Samurai Champloo: In it for the long haul...
Wow. I just watched Samurai Champloo this past weekend, and the series left an impression on me. That's not surprising, really, considering that Shinichiro Watanabe, creator and director of Cowboy Bebop, directed it. If his status as a legendary director hadn't already been guaranteed by Cowboy Bebop's success, this show would definitely have propelled him to the front ranks. But in other ways, this show is only possible because of Cowboy Bebop's performance.
Entertaining anime is easy to find. They pop up all the time, and most of the worthwhile ones make it to American shores with relative haste. However, fun anime is not easy to find - anime that makes you feel like you're a kid again playing in the park. Samurai Champloo, for all of its drama and angst sprinkled through its twenty-six episode span, is undoubtedly the "most fun anime" that I've ever watched. Even more surprisingly, the series pulls off this feat almost without even trying. Everything about it, from the funky hip-hop intro to the DJ-spinning animation excite the viewer.
Another thing, Samurai Champloo is that rare anime that the manga format cannot live up to, in any category. This fact stems from the uniqueness of how Watanabe tackles the presentation. The funky hip-hop that I mentioned earlier, so prevalent throughout the series, cannot be captured by the still-frames of manga, and the manga version of Samurai Champloo, by Masaru Gotsubo, vividly illustrates this. Samurai Champloo must be watched - not just seen, but watched.
The first episode's opening sequence highlights this beautifully. After the intro, we are treated to the most innovative series of scene shifts in the history of Japanese Animation. Like a DJ spinning a record, the scene shifts take on a rhythmic look - with visual cues to match. It has to be seen to be believed. Artistically, there are few peers to this show's creativity.
Of course, amidst all this fun and banter lie hard-hitting messages and implications concerning pressing issues in Japan. These range from America-Japan relations, to the effects of religion and corruption. Of these numerous topics, the one thing that pops out the most frequently, and hit me the hardest, was the show's portrayal of prostitution in Tokugawa Japan.
A bit of history sheds some light on a very interesting, and melancholy, subject. Prostitution became especially prevalent in Japan as people congregated towards cities - resulting in a Bakufu order that prostitution take place only on the immediate outskirts of cities. Prostitutes, once they became so, were allowed few luxuries and little freedom. They were, in effect, slaves. Attempts at escape resulted in an intense manhunt that more often than not yielded particuarly violent returns on the attempted escapee. An interesting aside: ronin were not allowed to patronize such establishments.
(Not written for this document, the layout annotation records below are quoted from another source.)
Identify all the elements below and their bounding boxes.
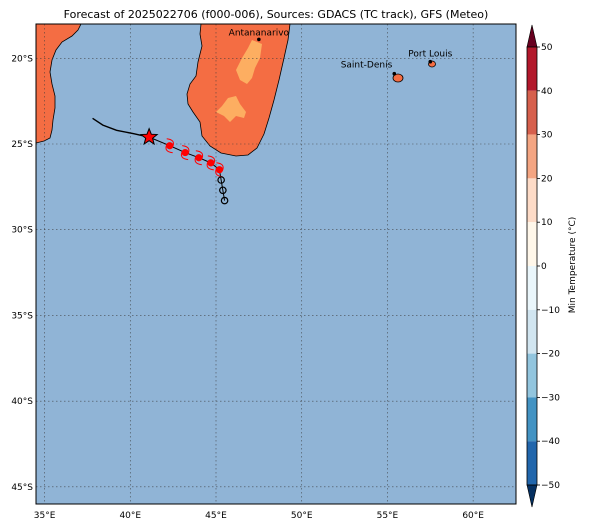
colorbar-tick-label: 40 bbox=[541, 87, 553, 97]
madagascar-highlands bbox=[236, 40, 262, 84]
colorbar-band bbox=[527, 134, 537, 179]
cyclone-arm bbox=[206, 161, 214, 171]
colorbar-tick-label: 50 bbox=[541, 43, 553, 53]
madagascar-landmass bbox=[186, 24, 291, 157]
cyclone-arm bbox=[207, 155, 216, 165]
lon-tick-label: 35°E bbox=[34, 511, 56, 521]
colorbar-band bbox=[527, 178, 537, 223]
cyclone-arm bbox=[180, 151, 189, 161]
map-frame bbox=[35, 23, 517, 505]
latitude-tick-labels: 20°S 25°S 30°S 35°S 40°S 45°S bbox=[11, 54, 33, 493]
cyclone-symbol bbox=[195, 154, 203, 162]
cyclone-symbol bbox=[166, 142, 174, 150]
colorbar-band bbox=[527, 266, 537, 310]
current-position-star bbox=[139, 127, 159, 146]
colorbar-band bbox=[527, 47, 537, 91]
lon-tick-label: 40°E bbox=[119, 511, 141, 521]
city-label: Saint-Denis bbox=[341, 61, 393, 71]
cyclone-track-layer bbox=[92, 117, 229, 205]
colorbar-band bbox=[527, 309, 537, 354]
map-title: Forecast of 2025022706 (f000-006), Sourc… bbox=[64, 8, 489, 21]
forecast-position-ring bbox=[219, 186, 227, 195]
colorbar-bottom-extend bbox=[526, 484, 538, 508]
cyclone-symbol bbox=[207, 159, 215, 167]
colorbar-top-extend bbox=[526, 24, 538, 48]
lat-tick-label: 40°S bbox=[11, 397, 33, 407]
graticule bbox=[36, 24, 516, 504]
city-dot bbox=[392, 71, 397, 76]
temperature-colorbar: 50 40 30 20 10 0 −10 −20 −30 −40 −50 bbox=[526, 24, 560, 508]
lat-tick-label: 45°S bbox=[11, 483, 33, 493]
city-dot bbox=[257, 37, 261, 42]
cyclone-arm bbox=[165, 144, 173, 154]
city-label: Antananarivo bbox=[229, 28, 290, 38]
colorbar-tick-label: 0 bbox=[541, 262, 547, 272]
lat-tick-label: 25°S bbox=[11, 140, 33, 150]
colorbar-band bbox=[527, 441, 537, 485]
cyclone-arm bbox=[194, 156, 202, 166]
cyclone-arm bbox=[182, 145, 190, 154]
forecast-position-ring bbox=[217, 176, 225, 184]
cyclone-arm bbox=[166, 138, 174, 147]
colorbar-label: Min Temperature (°C) bbox=[568, 217, 578, 314]
city-dot bbox=[428, 59, 433, 64]
longitude-tick-labels: 35°E 40°E 45°E 50°E 55°E 60°E bbox=[34, 511, 485, 521]
colorbar-tick-label: −10 bbox=[541, 306, 560, 316]
lat-tick-label: 35°S bbox=[11, 311, 33, 321]
lat-tick-label: 30°S bbox=[11, 226, 33, 236]
colorbar-tick-label: 30 bbox=[541, 131, 553, 141]
forecast-position-ring bbox=[220, 196, 229, 205]
lat-tick-label: 20°S bbox=[11, 54, 33, 64]
ocean-background bbox=[36, 24, 516, 504]
lon-tick-label: 50°E bbox=[291, 511, 313, 521]
past-track-line bbox=[92, 117, 150, 138]
lon-tick-label: 45°E bbox=[205, 511, 227, 521]
colorbar-tick-label: −30 bbox=[541, 393, 560, 403]
colorbar-tick-label: −20 bbox=[541, 350, 560, 360]
colorbar-tick-label: −40 bbox=[541, 437, 560, 447]
colorbar-band bbox=[527, 397, 537, 442]
colorbar-tick-label: −50 bbox=[541, 481, 560, 491]
lon-tick-label: 55°E bbox=[377, 511, 399, 521]
reunion-island bbox=[392, 73, 404, 83]
madagascar-highlands-south bbox=[216, 96, 246, 122]
colorbar-tick-label: 10 bbox=[541, 218, 553, 228]
colorbar-band bbox=[527, 90, 537, 135]
city-label: Port Louis bbox=[408, 50, 452, 60]
africa-landmass bbox=[36, 24, 82, 144]
colorbar-tick-label: 20 bbox=[541, 174, 553, 184]
colorbar-band bbox=[527, 222, 537, 266]
colorbar-band bbox=[527, 353, 537, 398]
map-plot-area: Antananarivo Port Louis Saint-Denis bbox=[35, 23, 517, 505]
cyclone-symbol bbox=[181, 148, 189, 157]
cyclone-symbol bbox=[215, 166, 224, 174]
cyclone-arm bbox=[216, 162, 224, 171]
lon-tick-label: 60°E bbox=[462, 511, 484, 521]
city-markers: Antananarivo Port Louis Saint-Denis bbox=[229, 28, 453, 76]
cyclone-arm bbox=[195, 150, 204, 159]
The episode, "Fallen Angels ~ Gambling and Gallantry," takes this concept and runs with it. Jin, the ronin, falls in love with a young woman, Shion, just about to enter one of the many prostitute houses in town. Their love is obviously impossible, and Shion's useless husband makes things no easier. In fact, Shion must become a prostitute in order to satisfy her husband's compulsive gambling habit.
What we see in "Fallen Angels," is the primary conflict of Samurai Champloo - obligation vs. desire. Shion finds herself bound by the Japanese concept of duty to many things: her husband, as well as the prostitute house in which she finds herself working. Once she meets Jin, however, a Yukio Mishima-esque conflict takes place, and she suddenly finds herself unable to choose between the desire she feels for happiness and freedom, and the obligation she feels to her husband. This climaxes when Jin asks her to come with him, to run away, and she accepts.
Shion's acceptance of her desire and freedom over the traditional value of obligation is of immense importance. In fact, such a message prevails throughout Samurai Champloo, and it's not just for show. Watanabe's message is clear - he wants himself and others to break free of the traditional bonds of servititude that Japanese society places on its people. Throughout the show, we see evidence of the harmful effects of this shame culture everywhere, from the extreme prevalence of prostitutes to the corruption of the officials in charge. Through desire and freedom, as epitomized by the youth culture with its hip-hop and style, Watanabe appears to want to change that.
Samurai Champloo excites me in a way that few anime shows have managed - and I still want more.